Ciò premesso, la Corte di  appello di Milano ha precisato che «da questi orientamenti non vi è ragione di dissentire e pertanto nella specie diviene decisivo accertare se oltre alle prestazioni socio-assistenziali siano state erogate anche non irrilevanti prestazioni sanitarie ovvero sia stata essenzialmente prestata soltanto attività di sorveglianza ed assistenza, dovendosi nel primo caso escludersi l’estraneità al Servizio e nel secondo riconoscersi invece detta estraneità.
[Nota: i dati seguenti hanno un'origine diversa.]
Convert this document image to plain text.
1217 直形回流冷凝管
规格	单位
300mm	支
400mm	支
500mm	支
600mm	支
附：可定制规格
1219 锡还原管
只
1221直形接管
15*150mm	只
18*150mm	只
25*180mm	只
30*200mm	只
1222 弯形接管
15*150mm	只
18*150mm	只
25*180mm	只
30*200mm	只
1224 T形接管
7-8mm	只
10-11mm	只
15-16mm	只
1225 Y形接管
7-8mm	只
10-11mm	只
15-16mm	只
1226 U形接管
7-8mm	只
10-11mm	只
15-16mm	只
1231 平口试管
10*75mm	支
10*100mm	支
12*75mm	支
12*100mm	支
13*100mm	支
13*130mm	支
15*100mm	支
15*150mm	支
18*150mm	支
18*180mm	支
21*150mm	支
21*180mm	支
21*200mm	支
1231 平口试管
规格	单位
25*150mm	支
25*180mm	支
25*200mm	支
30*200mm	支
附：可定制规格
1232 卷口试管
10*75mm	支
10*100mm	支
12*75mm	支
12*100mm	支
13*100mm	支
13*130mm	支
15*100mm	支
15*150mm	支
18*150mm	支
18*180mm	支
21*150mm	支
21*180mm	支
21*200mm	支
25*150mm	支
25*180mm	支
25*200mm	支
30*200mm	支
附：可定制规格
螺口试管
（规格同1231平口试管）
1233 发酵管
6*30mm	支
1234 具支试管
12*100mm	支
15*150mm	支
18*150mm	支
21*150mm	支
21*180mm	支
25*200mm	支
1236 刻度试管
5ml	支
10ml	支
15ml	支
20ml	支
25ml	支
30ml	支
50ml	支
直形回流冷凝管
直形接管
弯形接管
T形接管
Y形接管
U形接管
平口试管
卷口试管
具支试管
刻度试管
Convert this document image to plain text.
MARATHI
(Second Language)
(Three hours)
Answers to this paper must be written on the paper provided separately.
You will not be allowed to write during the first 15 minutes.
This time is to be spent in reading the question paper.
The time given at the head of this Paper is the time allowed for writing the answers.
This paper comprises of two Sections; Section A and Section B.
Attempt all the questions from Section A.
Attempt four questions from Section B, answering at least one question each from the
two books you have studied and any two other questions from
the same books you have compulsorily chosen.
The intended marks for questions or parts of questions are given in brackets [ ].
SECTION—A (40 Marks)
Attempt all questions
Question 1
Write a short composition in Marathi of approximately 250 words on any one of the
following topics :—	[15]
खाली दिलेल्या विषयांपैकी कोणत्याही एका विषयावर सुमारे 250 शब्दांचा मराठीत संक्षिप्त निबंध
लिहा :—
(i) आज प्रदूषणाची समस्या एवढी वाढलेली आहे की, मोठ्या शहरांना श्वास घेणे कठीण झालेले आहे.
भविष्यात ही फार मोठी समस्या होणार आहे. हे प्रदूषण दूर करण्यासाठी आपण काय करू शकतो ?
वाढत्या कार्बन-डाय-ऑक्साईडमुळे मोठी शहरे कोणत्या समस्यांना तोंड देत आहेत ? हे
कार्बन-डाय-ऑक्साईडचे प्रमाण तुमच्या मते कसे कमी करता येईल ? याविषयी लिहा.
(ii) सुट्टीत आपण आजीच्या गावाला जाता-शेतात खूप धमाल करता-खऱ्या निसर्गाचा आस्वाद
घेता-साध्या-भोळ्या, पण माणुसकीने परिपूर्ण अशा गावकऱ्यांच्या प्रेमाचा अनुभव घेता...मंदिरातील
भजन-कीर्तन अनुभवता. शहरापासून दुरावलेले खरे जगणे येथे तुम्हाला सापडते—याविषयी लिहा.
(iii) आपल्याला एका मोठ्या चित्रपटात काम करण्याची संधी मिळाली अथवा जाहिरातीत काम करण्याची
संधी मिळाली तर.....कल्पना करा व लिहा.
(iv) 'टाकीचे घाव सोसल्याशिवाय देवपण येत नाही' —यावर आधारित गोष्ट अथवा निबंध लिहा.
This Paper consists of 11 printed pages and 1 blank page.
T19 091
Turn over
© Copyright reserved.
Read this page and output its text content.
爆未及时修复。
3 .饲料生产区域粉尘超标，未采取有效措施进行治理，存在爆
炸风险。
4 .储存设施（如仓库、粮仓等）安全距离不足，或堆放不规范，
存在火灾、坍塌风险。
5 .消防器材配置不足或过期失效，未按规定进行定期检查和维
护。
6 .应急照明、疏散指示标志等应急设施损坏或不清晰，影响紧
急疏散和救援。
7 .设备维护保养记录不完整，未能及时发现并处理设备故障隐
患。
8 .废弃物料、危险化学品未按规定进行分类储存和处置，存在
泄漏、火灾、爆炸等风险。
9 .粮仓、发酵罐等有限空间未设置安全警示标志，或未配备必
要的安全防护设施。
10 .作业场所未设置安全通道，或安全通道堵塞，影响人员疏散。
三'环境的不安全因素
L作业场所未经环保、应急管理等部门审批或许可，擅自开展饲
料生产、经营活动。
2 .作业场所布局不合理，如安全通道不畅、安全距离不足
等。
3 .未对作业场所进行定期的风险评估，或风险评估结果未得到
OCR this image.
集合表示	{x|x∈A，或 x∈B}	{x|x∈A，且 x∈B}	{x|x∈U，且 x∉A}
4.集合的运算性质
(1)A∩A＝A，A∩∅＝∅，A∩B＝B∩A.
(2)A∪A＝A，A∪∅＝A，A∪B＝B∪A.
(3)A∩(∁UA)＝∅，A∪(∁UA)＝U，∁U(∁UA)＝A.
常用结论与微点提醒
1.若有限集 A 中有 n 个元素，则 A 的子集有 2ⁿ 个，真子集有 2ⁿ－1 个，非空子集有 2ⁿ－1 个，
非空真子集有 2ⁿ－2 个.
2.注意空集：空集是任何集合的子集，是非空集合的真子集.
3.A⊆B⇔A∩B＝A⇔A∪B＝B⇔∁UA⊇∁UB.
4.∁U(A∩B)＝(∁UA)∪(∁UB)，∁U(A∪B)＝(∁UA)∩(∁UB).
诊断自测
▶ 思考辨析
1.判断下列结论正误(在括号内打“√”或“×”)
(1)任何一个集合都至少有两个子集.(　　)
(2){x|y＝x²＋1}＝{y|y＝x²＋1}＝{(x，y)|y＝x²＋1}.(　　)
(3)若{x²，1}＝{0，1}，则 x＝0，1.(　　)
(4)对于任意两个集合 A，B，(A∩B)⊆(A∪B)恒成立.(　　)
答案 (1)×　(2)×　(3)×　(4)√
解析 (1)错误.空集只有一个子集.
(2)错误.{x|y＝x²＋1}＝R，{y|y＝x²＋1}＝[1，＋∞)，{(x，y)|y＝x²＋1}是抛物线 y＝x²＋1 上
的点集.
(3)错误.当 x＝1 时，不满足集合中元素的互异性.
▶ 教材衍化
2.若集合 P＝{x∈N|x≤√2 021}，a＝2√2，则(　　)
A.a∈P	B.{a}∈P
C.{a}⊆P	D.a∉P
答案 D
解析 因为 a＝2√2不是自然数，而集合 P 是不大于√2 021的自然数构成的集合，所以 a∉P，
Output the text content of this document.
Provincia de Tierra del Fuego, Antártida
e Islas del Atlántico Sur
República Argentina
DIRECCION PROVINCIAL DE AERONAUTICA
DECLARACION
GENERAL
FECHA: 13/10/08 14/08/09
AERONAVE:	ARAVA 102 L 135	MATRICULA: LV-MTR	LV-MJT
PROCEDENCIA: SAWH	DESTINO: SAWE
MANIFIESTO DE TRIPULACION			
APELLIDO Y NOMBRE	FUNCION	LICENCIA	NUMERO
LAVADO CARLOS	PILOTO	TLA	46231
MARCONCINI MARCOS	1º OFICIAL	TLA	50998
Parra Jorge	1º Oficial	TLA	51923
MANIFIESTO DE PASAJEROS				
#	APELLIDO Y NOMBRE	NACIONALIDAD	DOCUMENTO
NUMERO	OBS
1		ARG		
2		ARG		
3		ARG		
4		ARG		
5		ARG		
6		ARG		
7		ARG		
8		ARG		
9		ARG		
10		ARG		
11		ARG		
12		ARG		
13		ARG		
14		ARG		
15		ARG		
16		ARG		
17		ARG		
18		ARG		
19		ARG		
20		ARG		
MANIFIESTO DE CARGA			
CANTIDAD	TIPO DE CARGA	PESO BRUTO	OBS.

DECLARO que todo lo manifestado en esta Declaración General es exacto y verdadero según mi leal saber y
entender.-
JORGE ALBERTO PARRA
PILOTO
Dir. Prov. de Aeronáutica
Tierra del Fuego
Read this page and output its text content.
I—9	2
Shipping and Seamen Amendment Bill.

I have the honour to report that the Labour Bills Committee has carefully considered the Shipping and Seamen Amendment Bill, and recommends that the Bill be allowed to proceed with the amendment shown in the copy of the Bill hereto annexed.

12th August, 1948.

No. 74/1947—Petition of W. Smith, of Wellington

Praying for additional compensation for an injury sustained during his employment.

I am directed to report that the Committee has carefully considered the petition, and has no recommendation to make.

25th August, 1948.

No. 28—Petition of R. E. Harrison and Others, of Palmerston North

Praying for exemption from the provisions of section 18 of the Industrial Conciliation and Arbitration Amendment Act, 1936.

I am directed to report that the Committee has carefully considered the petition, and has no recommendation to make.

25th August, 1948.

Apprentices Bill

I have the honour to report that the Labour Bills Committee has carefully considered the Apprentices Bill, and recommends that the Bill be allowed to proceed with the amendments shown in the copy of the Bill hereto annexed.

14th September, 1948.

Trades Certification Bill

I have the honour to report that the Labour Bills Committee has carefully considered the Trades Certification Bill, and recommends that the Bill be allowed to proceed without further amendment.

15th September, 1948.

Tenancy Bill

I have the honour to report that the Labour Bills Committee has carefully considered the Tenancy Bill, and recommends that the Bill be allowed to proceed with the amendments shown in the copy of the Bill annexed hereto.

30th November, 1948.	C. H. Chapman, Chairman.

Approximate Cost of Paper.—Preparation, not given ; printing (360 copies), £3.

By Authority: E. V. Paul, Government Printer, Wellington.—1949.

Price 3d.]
Ora le risultanze processuali, come ha già rilevato il Tribunale, depongono per la prima alternativa».

Ciò premesso, la Corte di  appello di Milano ha respinto il ricorso presentato dall’Azienda ospedaliera Sant’Anna di Como e l’ha condannata al pagamento delle spese di primo e secondo grado calcolate complessivamente in 20 milioni ed a restituire ai soggetti interessati o ai loro eredi «le somme tenute in deposito per l’eventuale prelievo delle rette».

 

 

 

(1) Da notare che, come avevamo riferito nei numeri 114 e 128 di Prospettive assistenziali, il Ragioniere generale dello Stato in data 10 aprile 1996 aveva inviato al Direttore generale e al Rappresentante del tesoro in seno al Collegio provvisorio dei Conti dell’Azienda sanitaria di Como, alla Procura della Corte dei Conti di Milano, al Ministero della sanità e alla Direzione generale del tesoro la nota prot. 128214 (Divisione 11ª) in cui segnalava che l’Azienda sanitaria di Como aveva trattenuto dalle pensioni dei ricoverati oltre 35 miliardi senza avere alcun titolo per sottrarre l’imponente somma ai pazienti. In particolare il Ragioniere generale dello Stato aveva scritto quanto segue:

– «non si evince in base a quali specifiche norme regionali o nazionali avvenga l’introito delle pensioni per conto dei ricoverati da parte dell’Azienda;

– «non è chiaro in base a quali norme viene trattenuta, talora contro la volontà dei pazienti, una quota percentuale di dette pensioni per il pagamento di rette anch’esse prive di valido riferimento normativo;

– «alcune delle fattispecie considerate potrebbero configurare precise responsabilità da perseguire nelle sedi opportune».

Nonostante la suddetta autorevole presa di posizione, l’Azienda sanitaria di Como ha insistito nel pretendere dai ricoverati il versamento di contributi a titolo di retta, ottenendo dal Presidente del Tribunale di Como l’emissione di decreti ingiuntivi nei confronti dei ricoverati e dei loro congiunti finalizzati al pagamento delle rette di degenza.